France is set to choose its next president – researchers share their hopes


Voting for the French presidential election will begin on April 10.Credit: Philippe Lopez/AFP/Getty

Next week, French scientists will be among citizens at the polls to begin the process of choosing the country’s next president.

Opinion polls suggest that Emmanuel Macron, of the centrist La République en Marche party, is likely to win the election: in opinion polls, he currently has a lead of around 9% over his nearest rival, Marine Le Pen of the Extreme Right Rally. National.

Macron’s manifesto promises to make research a national priority and to increase the autonomy of universities. “We must continue to encourage basic research and stimulate innovation,” he says. “We will make France the world leader in research on global warming and ecological transition. Some scientists welcome these promises, although others are more skeptical.

Le Pen’s program mentions research in passing, promising to support basic science, research and development, and innovation. The third best performing candidate in the opinion polls, Jean-Luc Mélanchon of the far left La France Insoumise, has pledged to scrap the current ten-year science plan (which is due to run until 2030), increase research budgets and to launch a major plan to build and renovate laboratories and other university facilities.

Before the first ballot on April 10, Nature spoke to three scientists in France about how science fared under Macron’s leadership and their hopes for the future.

Explore other worlds to inspire people

Susan Conway, researcher in planetary sciences in a laboratory co-directed by the University of Nantes and the CNRS.

“I hope that research on space exploration and Earth observation will be a priority for whoever wins the presidential election. Exploring other worlds inspires people and stimulates technological innovations that would otherwise be missed. Satellites have revolutionized our understanding of climate change and enabled rapid responses to hurricanes, earthquakes, volcanic eruptions and other natural disasters.

“Overall, President Macron has been positive for science and has encouraged investment in energy, climate and biomedical research.

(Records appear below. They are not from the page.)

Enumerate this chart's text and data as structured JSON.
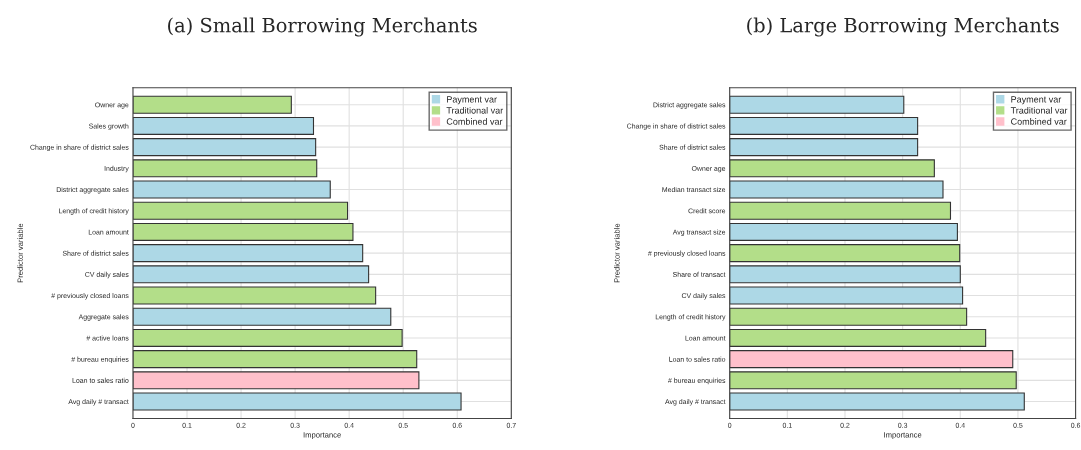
{
  "chart_data": [
    {
      "type": "bar",
      "orientation": "horizontal",
      "stacked": true,
      "title": "(a) Small Borrowing Merchants",
      "xlabel": "Importance",
      "ylabel": "Predictor variable",
      "categories": [
        "Owner age",
        "Sales growth",
        "Change in share of district sales",
        "Industry",
        "District aggregate sales",
        "Length of credit history",
        "Loan amount",
        "Share of district sales",
        "CV daily sales",
        "# previously closed loans",
        "Aggregate sales",
        "# active loans",
        "# bureau enquiries",
        "Loan to sales ratio",
        "Avg daily # transact"
      ],
      "series": [
        {
          "name": "Payment var",
          "color": "#add8e6",
          "values": [
            null,
            0.334,
            0.338,
            null,
            0.365,
            null,
            null,
            0.425,
            0.436,
            null,
            0.477,
            null,
            null,
            null,
            0.607
          ]
        },
        {
          "name": "Traditional var",
          "color": "#b3de89",
          "values": [
            0.293,
            null,
            null,
            0.34,
            null,
            0.397,
            0.407,
            null,
            null,
            0.449,
            null,
            0.498,
            0.525,
            null,
            null
          ]
        },
        {
          "name": "Combined var",
          "color": "#ffc0cb",
          "values": [
            null,
            null,
            null,
            null,
            null,
            null,
            null,
            null,
            null,
            null,
            null,
            null,
            null,
            0.529,
            null
          ]
        }
      ],
      "xlim": [
        0,
        0.7
      ],
      "xticks": [
        0,
        0.1,
        0.2,
        0.3,
        0.4,
        0.5,
        0.6,
        0.7
      ],
      "grid": true,
      "legend": "top right"
    },
    {
      "type": "bar",
      "orientation": "horizontal",
      "stacked": true,
      "title": "(b) Large Borrowing Merchants",
      "xlabel": "Importance",
      "ylabel": "Predictor variable",
      "categories": [
        "District aggregate sales",
        "Change in share of district sales",
        "Share of district sales",
        "Owner age",
        "Median transact size",
        "Credit score",
        "Avg transact size",
        "# previously closed loans",
        "Share of transact",
        "CV daily sales",
        "Length of credit history",
        "Loan amount",
        "Loan to sales ratio",
        "# bureau enquiries",
        "Avg daily # transact"
      ],
      "series": [
        {
          "name": "Payment var",
          "color": "#add8e6",
          "values": [
            0.302,
            0.326,
            0.326,
            null,
            0.37,
            null,
            0.395,
            null,
            0.4,
            0.404,
            null,
            null,
            null,
            null,
            0.511
          ]
        },
        {
          "name": "Traditional var",
          "color": "#b3de89",
          "values": [
            null,
            null,
            null,
            0.355,
            null,
            0.383,
            null,
            0.399,
            null,
            null,
            0.411,
            0.444,
            null,
            0.497,
            null
          ]
        },
        {
          "name": "Combined var",
          "color": "#ffc0cb",
          "values": [
            null,
            null,
            null,
            null,
            null,
            null,
            null,
            null,
            null,
            null,
            null,
            null,
            0.491,
            null,
            null
          ]
        }
      ],
      "xlim": [
        0,
        0.6
      ],
      "xticks": [
        0,
        0.1,
        0.2,
        0.3,
        0.4,
        0.5,
        0.6
      ],
      "grid": true,
      "legend": "top right"
    }
  ]
}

It does not only focus on research structures perceived as “excellent” – in the past, this focus has poisoned relations between French universities and between researchers. However, research funding in France is very fractured and difficult to manage, even from within. This complexity has delayed research funding during the COVID-19 pandemic.

“I welcome Macron’s plans to promote the space industry and more advanced topics in higher education, if he wins the elections. As a researcher, I would like to see more women in science and a greater great gender equality Overall, I am optimistic about the research ecosystem in France I was born and educated in the UK, but I intend to spend the rest of my career in France, because of the stability and freedom that working at the CNRS gives me.

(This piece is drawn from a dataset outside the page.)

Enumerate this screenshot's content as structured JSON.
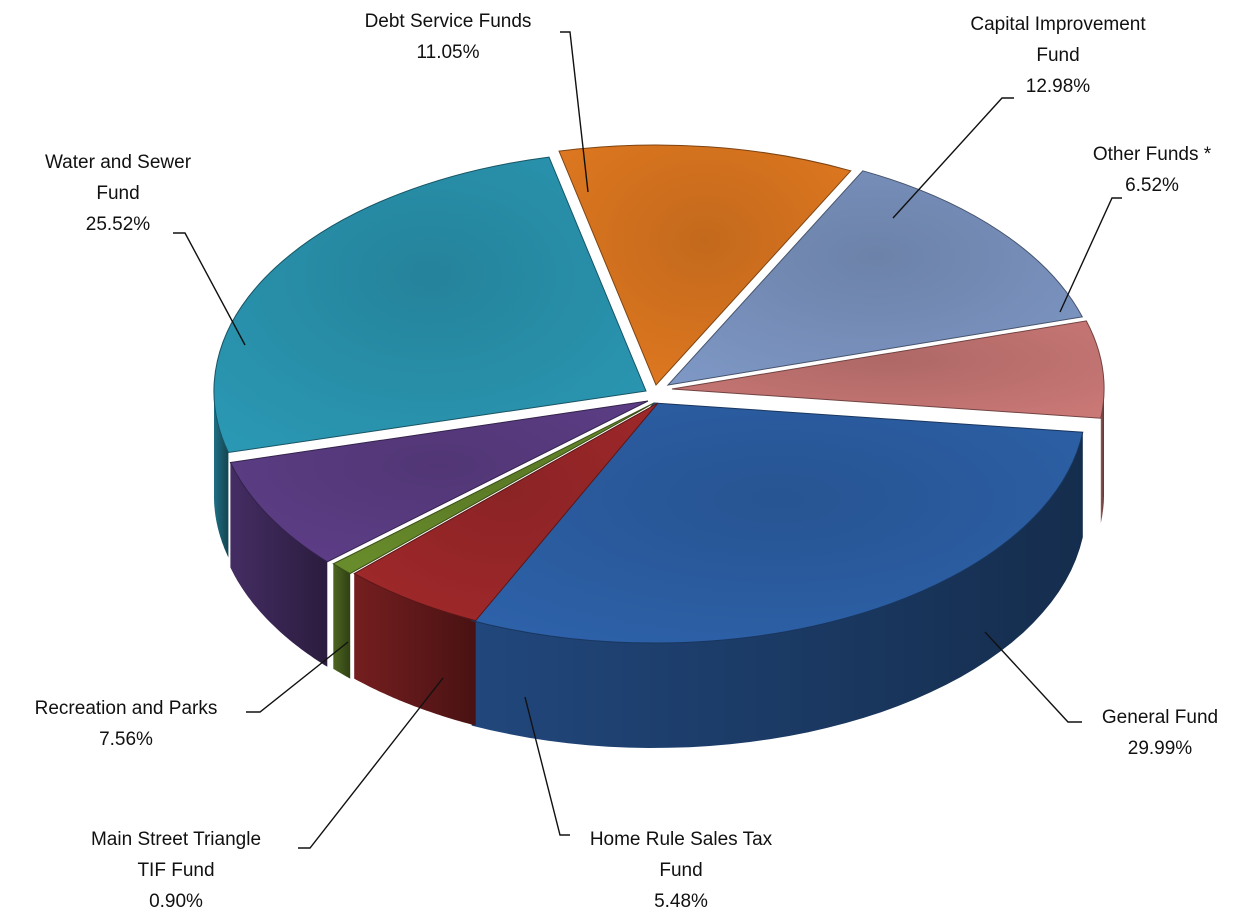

A decline in research funding

Bruno Canard, research director of a joint CNRS-Aix-Marseille University structural biology laboratory.

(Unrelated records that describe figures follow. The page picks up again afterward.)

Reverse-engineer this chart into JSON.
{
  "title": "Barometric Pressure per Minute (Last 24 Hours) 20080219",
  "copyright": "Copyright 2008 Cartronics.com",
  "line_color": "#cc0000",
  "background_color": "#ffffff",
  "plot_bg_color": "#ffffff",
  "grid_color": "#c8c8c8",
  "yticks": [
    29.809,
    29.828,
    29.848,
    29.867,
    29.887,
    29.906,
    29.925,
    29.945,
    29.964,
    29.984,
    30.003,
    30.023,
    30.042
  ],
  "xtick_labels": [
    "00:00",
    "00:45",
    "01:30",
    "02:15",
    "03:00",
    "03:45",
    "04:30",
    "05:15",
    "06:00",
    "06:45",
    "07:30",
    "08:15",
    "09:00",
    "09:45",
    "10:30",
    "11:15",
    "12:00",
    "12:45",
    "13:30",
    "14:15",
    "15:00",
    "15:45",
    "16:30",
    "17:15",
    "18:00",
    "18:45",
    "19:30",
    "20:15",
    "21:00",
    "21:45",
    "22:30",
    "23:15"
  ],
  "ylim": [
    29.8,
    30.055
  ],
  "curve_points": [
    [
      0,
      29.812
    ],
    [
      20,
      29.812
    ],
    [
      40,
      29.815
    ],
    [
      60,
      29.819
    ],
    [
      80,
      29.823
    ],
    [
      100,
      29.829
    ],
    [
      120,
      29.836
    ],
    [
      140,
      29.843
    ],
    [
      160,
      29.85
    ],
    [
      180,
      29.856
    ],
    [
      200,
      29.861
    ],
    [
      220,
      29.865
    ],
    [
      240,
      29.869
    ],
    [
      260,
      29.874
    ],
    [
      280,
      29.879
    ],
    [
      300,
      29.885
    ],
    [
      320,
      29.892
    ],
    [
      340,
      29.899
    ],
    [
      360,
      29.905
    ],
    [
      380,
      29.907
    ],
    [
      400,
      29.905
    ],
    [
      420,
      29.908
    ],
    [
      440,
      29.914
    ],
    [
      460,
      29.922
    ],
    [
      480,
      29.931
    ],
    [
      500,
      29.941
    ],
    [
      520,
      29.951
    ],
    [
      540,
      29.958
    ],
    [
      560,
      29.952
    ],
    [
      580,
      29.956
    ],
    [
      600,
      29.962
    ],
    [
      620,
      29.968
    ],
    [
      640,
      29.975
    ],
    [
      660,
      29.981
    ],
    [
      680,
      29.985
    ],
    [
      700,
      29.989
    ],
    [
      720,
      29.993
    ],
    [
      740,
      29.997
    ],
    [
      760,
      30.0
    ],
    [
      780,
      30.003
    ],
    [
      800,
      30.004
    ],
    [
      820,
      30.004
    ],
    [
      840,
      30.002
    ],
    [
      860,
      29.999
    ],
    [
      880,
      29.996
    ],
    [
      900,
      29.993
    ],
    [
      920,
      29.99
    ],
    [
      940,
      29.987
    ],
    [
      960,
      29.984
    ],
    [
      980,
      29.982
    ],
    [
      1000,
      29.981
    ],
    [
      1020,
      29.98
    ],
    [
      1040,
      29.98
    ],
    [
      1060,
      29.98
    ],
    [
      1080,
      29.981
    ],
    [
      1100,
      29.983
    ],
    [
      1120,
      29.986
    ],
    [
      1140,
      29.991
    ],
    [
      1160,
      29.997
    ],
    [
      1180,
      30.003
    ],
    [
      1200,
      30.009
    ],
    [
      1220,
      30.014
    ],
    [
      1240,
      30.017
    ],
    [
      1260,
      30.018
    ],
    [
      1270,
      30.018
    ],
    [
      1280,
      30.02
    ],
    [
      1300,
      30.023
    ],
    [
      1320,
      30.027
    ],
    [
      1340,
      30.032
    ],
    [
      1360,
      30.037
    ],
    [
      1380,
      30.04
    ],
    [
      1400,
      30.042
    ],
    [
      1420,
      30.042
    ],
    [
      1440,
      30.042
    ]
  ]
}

“For me, the top priority for the next five years should be the creation of a real ministry of research within the government. The last time we had one was in 2002. Since then, research has merged with higher education, technology or innovation.

“I also want an end to the silent war between French research organizations, such as the CNRS, the biomedical research agency Inserm and the agronomic and environmental research agency Inrae, which depend on different ministries.

Macron emphasizes university autonomy and project-oriented research in his manifesto, but says nothing about the lack of infrastructure and personnel. Public funding for research has continued to decline in real terms and COVID-19 vaccines have been a fiasco. Other countries, including China, have taken the opposite path since the early 2000s by devoting unprecedented resources to research, as they have become aware of its strategic importance on an international scale.

“Despite the erosion of French science over the past 20 years, I remain optimistic. There is a huge demand for science in France, and more and more people understand its role in the fight against the SARS-CoV-2 virus. »

A new roadmap for research?

Bernard Meunier, former president of the Academy of Sciences and Emeritus Research Director at the CNRS chemical coordination laboratory in Toulouse.

“This is the ninth French presidential election since I started working as a scientist in 1970. I still hope that the government will reduce bureaucracy in research institutions such as universities, the National Research Agency ANR , the evaluation agency Hcéres and the general public – research organizations such as the CNRS.A minister of research, Thierry Mandon (who held the post from 2015 to 2017), tried to tackle the problem of bureaucracy, unfortunately without success.

“Another one of my hopes for the next five years is that there will be more funding for blue sky research, which Macron does not quantify in his re-election platform. Early in his term, Macron paid lip service to science and did little about it. This started to change when COVID-19 hit France in early 2020, but there has still not been a massive impact on science funding. France should create a new roadmap for research.

Interviews have been edited for length and clarity.